Port 3560 is assigned to INIServe, a client-server utility written by Peter Moylan for IBM's OS/2 operating system. It handles both TCP and UDP, and was registered with IANA in August 2002.1

The assignment is official. The software is real. The user base is very small.

What INIServe Does

OS/2 stores application settings in INI files — binary files that hold preferences, window positions, and configuration data for programs. If you ran OS/2 server software (a mail server, an FTP server) on a machine in another room or another building, editing those configuration files remotely was awkward.

INIServe solves that problem. You run the INIServe daemon on the OS/2 machine, and a client on your local machine. The client connects over port 3560 and lets you read and write INI file entries as if you were sitting in front of the server.2

Moylan used it primarily with his own OS/2 server software — Weasel (a mail server) and FtpServer — so administrators could manage those programs without walking to the machine.

The Range This Port Belongs To

Port 3560 falls in the registered port range (1024–49151). These are ports that anyone can request IANA assign to their software, as long as the name isn't already taken. Registration doesn't mean the software is widely used — it means someone filled out the paperwork and IANA said yes.

The registered range sits between the well-known ports (0–1023, reserved for foundational Internet services like HTTP, DNS, and SMTP) and the ephemeral ports (49152–65535, used for temporary client-side connections).
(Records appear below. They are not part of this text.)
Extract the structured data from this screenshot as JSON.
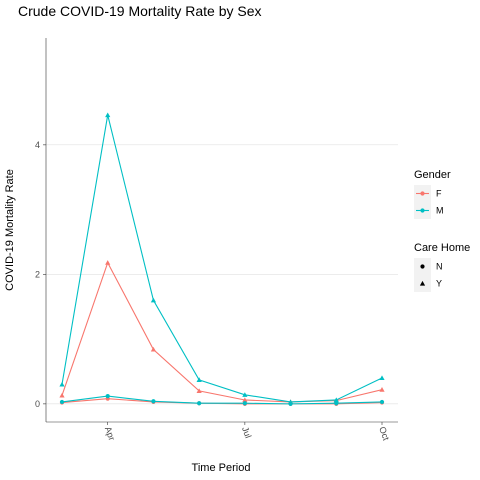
{
  "chart_data": {
    "type": "line",
    "title": "Crude COVID-19 Mortality Rate by Sex",
    "xlabel": "Time Period",
    "ylabel": "COVID-19 Mortality Rate",
    "x_ticks": [
      "Apr",
      "Jul",
      "Oct"
    ],
    "x_tick_positions": [
      2,
      5,
      8
    ],
    "x": [
      1,
      2,
      3,
      4,
      5,
      6,
      7,
      8
    ],
    "y_ticks": [
      0,
      2,
      4
    ],
    "ylim": [
      -0.28,
      5.65
    ],
    "xlim": [
      0.65,
      8.35
    ],
    "grid": true,
    "legend_position": "right",
    "legend": {
      "gender": {
        "title": "Gender",
        "items": [
          {
            "label": "F",
            "color": "#F8766D"
          },
          {
            "label": "M",
            "color": "#00BFC4"
          }
        ]
      },
      "care_home": {
        "title": "Care Home",
        "items": [
          {
            "label": "N",
            "shape": "circle"
          },
          {
            "label": "Y",
            "shape": "triangle"
          }
        ]
      }
    },
    "series": [
      {
        "gender": "F",
        "care_home": "Y",
        "color": "#F8766D",
        "shape": "triangle",
        "values": [
          0.13,
          2.18,
          0.84,
          0.2,
          0.06,
          0.03,
          0.05,
          0.22
        ]
      },
      {
        "gender": "M",
        "care_home": "Y",
        "color": "#00BFC4",
        "shape": "triangle",
        "values": [
          0.3,
          4.46,
          1.6,
          0.37,
          0.14,
          0.03,
          0.06,
          0.4
        ]
      },
      {
        "gender": "F",
        "care_home": "N",
        "color": "#F8766D",
        "shape": "circle",
        "values": [
          0.02,
          0.08,
          0.03,
          0.01,
          0.0,
          0.0,
          0.0,
          0.02
        ]
      },
      {
        "gender": "M",
        "care_home": "N",
        "color": "#00BFC4",
        "shape": "circle",
        "values": [
          0.03,
          0.12,
          0.04,
          0.01,
          0.01,
          0.0,
          0.01,
          0.03
        ]
      }
    ]
  }
}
It's a middle tier: more structured than random, less prestigious than the top thousand.

Why This Port Exists

By 2002, OS/2 had already been marginalized by Windows. But a small, devoted community kept running OS/2 servers — particularly in Europe — because the system was genuinely stable and capable for server workloads. Peter Moylan was part of that community, writing and maintaining server software for an OS the mainstream had written off.

Registering a port with IANA was the right thing to do. It prevented conflicts with other software. It was tidy. Moylan did it even though the audience was small and nobody required it.
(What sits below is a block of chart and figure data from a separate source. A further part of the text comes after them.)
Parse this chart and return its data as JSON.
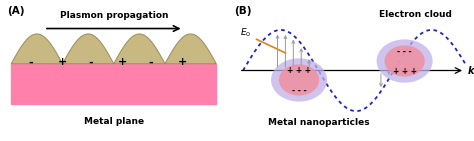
{
  "panel_A": {
    "label": "(A)",
    "title": "Plasmon propagation",
    "subtitle": "Metal plane",
    "pink_color": "#FF80AA",
    "bump_face": "#C8B882",
    "bump_edge": "#9B8B5A",
    "text_color": "#000000"
  },
  "panel_B": {
    "label": "(B)",
    "k_label": "k",
    "e0_label": "$E_0$",
    "electron_cloud_label": "Electron cloud",
    "nanoparticles_label": "Metal nanoparticles",
    "wave_color": "#2222CC",
    "arrow_gray": "#999999",
    "np1_outer": "#C0B0E8",
    "np1_inner": "#F090A0",
    "np2_outer": "#C0B0E8",
    "np2_inner": "#F090A0",
    "orange_color": "#E08020"
  },
  "figsize": [
    4.74,
    1.41
  ],
  "dpi": 100
}
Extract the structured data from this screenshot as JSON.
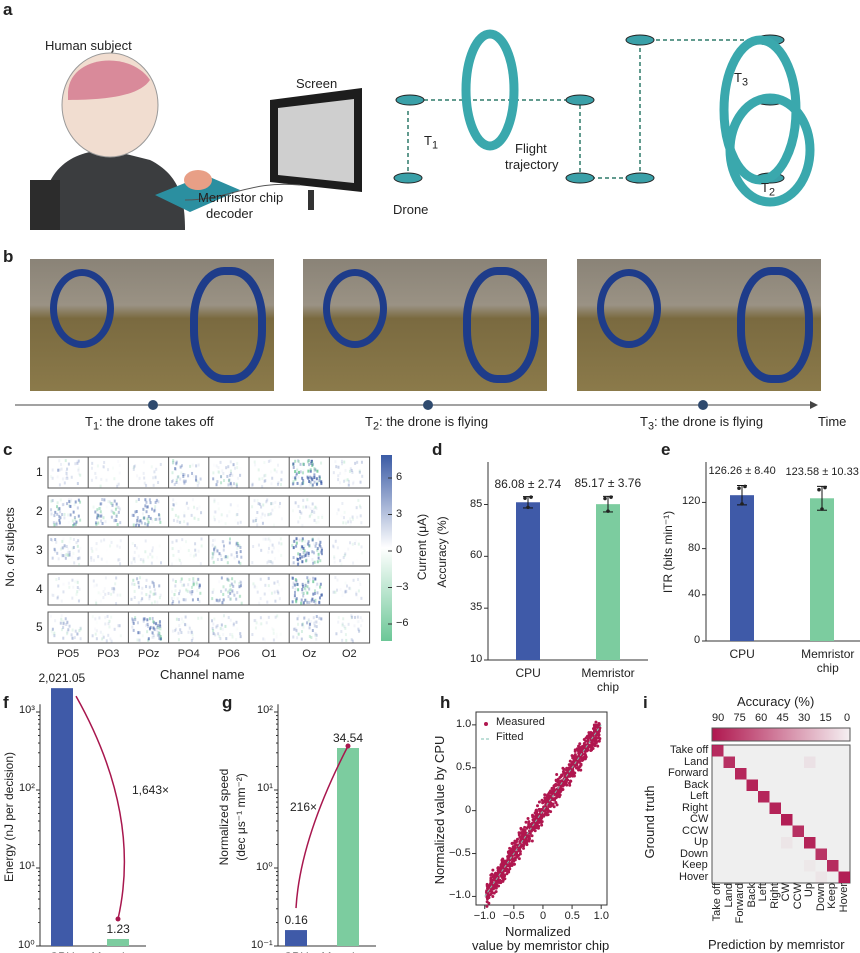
{
  "panel_labels": [
    "a",
    "b",
    "c",
    "d",
    "e",
    "f",
    "g",
    "h",
    "i"
  ],
  "panel_a": {
    "human_subject": "Human subject",
    "screen": "Screen",
    "chip": "Memristor chip",
    "decoder": "decoder",
    "drone": "Drone",
    "flight": "Flight",
    "trajectory": "trajectory",
    "t1": "T",
    "t1_sub": "1",
    "t2": "T",
    "t2_sub": "2",
    "t3": "T",
    "t3_sub": "3"
  },
  "panel_b": {
    "events": [
      {
        "t": "T",
        "sub": "1",
        "text": ": the drone takes off"
      },
      {
        "t": "T",
        "sub": "2",
        "text": ": the drone is flying"
      },
      {
        "t": "T",
        "sub": "3",
        "text": ": the drone is flying"
      }
    ],
    "time_label": "Time"
  },
  "chart_data": [
    {
      "panel": "c",
      "type": "heatmap",
      "ylabel": "No. of subjects",
      "xlabel": "Channel name",
      "colorbar_label": "Current (μA)",
      "colorbar_ticks": [
        "6",
        "3",
        "0",
        "−3",
        "−6"
      ],
      "colorbar_range": [
        -7.5,
        7.5
      ],
      "rows": [
        "1",
        "2",
        "3",
        "4",
        "5"
      ],
      "columns": [
        "PO5",
        "PO3",
        "POz",
        "PO4",
        "PO6",
        "O1",
        "Oz",
        "O2"
      ],
      "relative_activity": [
        [
          0.2,
          0.05,
          0.05,
          0.4,
          0.4,
          0.15,
          0.95,
          0.2
        ],
        [
          0.6,
          0.55,
          0.6,
          0.15,
          0.05,
          0.2,
          0.15,
          0.05
        ],
        [
          0.4,
          0.05,
          0.1,
          0.1,
          0.5,
          0.1,
          0.9,
          0.05
        ],
        [
          0.1,
          0.1,
          0.3,
          0.45,
          0.5,
          0.1,
          0.85,
          0.1
        ],
        [
          0.3,
          0.15,
          0.7,
          0.15,
          0.3,
          0.05,
          0.4,
          0.15
        ]
      ],
      "colors": {
        "positive": "#3b5ba5",
        "negative": "#6cc797"
      }
    },
    {
      "panel": "d",
      "type": "bar",
      "categories": [
        "CPU",
        "Memristor chip"
      ],
      "values": [
        86.08,
        85.17
      ],
      "errors": [
        2.74,
        3.76
      ],
      "data_labels": [
        "86.08 ± 2.74",
        "85.17 ± 3.76"
      ],
      "ylabel": "Accuracy (%)",
      "yticks": [
        "10",
        "35",
        "60",
        "85"
      ],
      "ylim": [
        10,
        105
      ],
      "colors": [
        "#3f5aa8",
        "#7ccc9f"
      ]
    },
    {
      "panel": "e",
      "type": "bar",
      "categories": [
        "CPU",
        "Memristor chip"
      ],
      "values": [
        126.26,
        123.58
      ],
      "errors": [
        8.4,
        10.33
      ],
      "data_labels": [
        "126.26 ± 8.40",
        "123.58 ± 10.33"
      ],
      "ylabel": "ITR (bits min⁻¹)",
      "yticks": [
        "0",
        "40",
        "80",
        "120"
      ],
      "ylim": [
        0,
        155
      ],
      "colors": [
        "#3f5aa8",
        "#7ccc9f"
      ]
    },
    {
      "panel": "f",
      "type": "bar",
      "scale": "log",
      "categories": [
        "CPU",
        "Memristor chip"
      ],
      "values": [
        2021.05,
        1.23
      ],
      "data_labels": [
        "2,021.05",
        "1.23"
      ],
      "annotation": "1,643×",
      "ylabel": "Energy (nJ per decision)",
      "yticks": [
        "10⁰",
        "10¹",
        "10²",
        "10³"
      ],
      "ylim": [
        1,
        3000
      ],
      "colors": [
        "#3f5aa8",
        "#7ccc9f"
      ]
    },
    {
      "panel": "g",
      "type": "bar",
      "scale": "log",
      "categories": [
        "CPU",
        "Memristor chip"
      ],
      "values": [
        0.16,
        34.54
      ],
      "data_labels": [
        "0.16",
        "34.54"
      ],
      "annotation": "216×",
      "ylabel": "Normalized speed",
      "ylabel2": "(dec μs⁻¹ mm⁻²)",
      "yticks": [
        "10⁻¹",
        "10⁰",
        "10¹",
        "10²"
      ],
      "ylim": [
        0.1,
        100
      ],
      "colors": [
        "#3f5aa8",
        "#7ccc9f"
      ]
    },
    {
      "panel": "h",
      "type": "scatter",
      "xlabel": "Normalized",
      "xlabel2": "value by memristor chip",
      "ylabel": "Normalized value by CPU",
      "xticks": [
        "−1.0",
        "−0.5",
        "0",
        "0.5",
        "1.0"
      ],
      "yticks": [
        "−1.0",
        "−0.5",
        "0",
        "0.5",
        "1.0"
      ],
      "xlim": [
        -1.15,
        1.1
      ],
      "ylim": [
        -1.1,
        1.15
      ],
      "legend": [
        "Measured",
        "Fitted"
      ],
      "legend_position": "top-left",
      "fit": {
        "slope": 1,
        "intercept": 0
      },
      "colors": {
        "measured": "#b0174f",
        "fitted": "#7fbfb0"
      },
      "points_sample": [
        [
          -0.95,
          -0.98
        ],
        [
          -0.9,
          -0.85
        ],
        [
          -0.82,
          -0.9
        ],
        [
          -0.75,
          -0.7
        ],
        [
          -0.7,
          -0.78
        ],
        [
          -0.62,
          -0.6
        ],
        [
          -0.55,
          -0.5
        ],
        [
          -0.5,
          -0.58
        ],
        [
          -0.42,
          -0.4
        ],
        [
          -0.35,
          -0.3
        ],
        [
          -0.3,
          -0.38
        ],
        [
          -0.22,
          -0.2
        ],
        [
          -0.15,
          -0.1
        ],
        [
          -0.1,
          -0.18
        ],
        [
          -0.02,
          0.0
        ],
        [
          0.05,
          0.1
        ],
        [
          0.1,
          0.05
        ],
        [
          0.18,
          0.2
        ],
        [
          0.25,
          0.3
        ],
        [
          0.3,
          0.22
        ],
        [
          0.38,
          0.4
        ],
        [
          0.45,
          0.5
        ],
        [
          0.5,
          0.42
        ],
        [
          0.58,
          0.6
        ],
        [
          0.65,
          0.7
        ],
        [
          0.7,
          0.62
        ],
        [
          0.78,
          0.8
        ],
        [
          0.85,
          0.9
        ],
        [
          0.9,
          0.85
        ],
        [
          0.97,
          0.95
        ]
      ]
    },
    {
      "panel": "i",
      "type": "heatmap",
      "title": "Accuracy (%)",
      "xlabel": "Prediction by memristor",
      "ylabel": "Ground truth",
      "colorbar_ticks": [
        "90",
        "75",
        "60",
        "45",
        "30",
        "15",
        "0"
      ],
      "colorbar_range": [
        0,
        100
      ],
      "classes": [
        "Take off",
        "Land",
        "Forward",
        "Back",
        "Left",
        "Right",
        "CW",
        "CCW",
        "Up",
        "Down",
        "Keep",
        "Hover"
      ],
      "diagonal": [
        86,
        84,
        88,
        90,
        88,
        90,
        92,
        84,
        90,
        82,
        86,
        92
      ],
      "off_diagonal": [
        {
          "truth": "Land",
          "pred": "Up",
          "value": 6
        },
        {
          "truth": "Up",
          "pred": "CW",
          "value": 4
        },
        {
          "truth": "Keep",
          "pred": "Up",
          "value": 3
        },
        {
          "truth": "Hover",
          "pred": "Down",
          "value": 4
        }
      ],
      "color": "#b0174f"
    }
  ]
}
That's the kind of developer who registers a port: not someone seeking recognition, but someone who simply does things correctly.

Seeing It in the Wild

You are extraordinarily unlikely to encounter port 3560 in normal network activity. If you do see it, it's almost certainly either:

  • A legacy OS/2 installation running INIServe
  • A developer or application that chose this port number informally for an unrelated purpose

To check what's actually listening on this port on your own machine:

Linux / macOS:

ss -tlnp | grep 3560
# or
lsof -i :3560

Windows:

netstat -ano | findstr :3560

If something is listening and it's not an OS/2 system, look up the process ID to identify what it is. Port assignments are advisory — any software can use any port.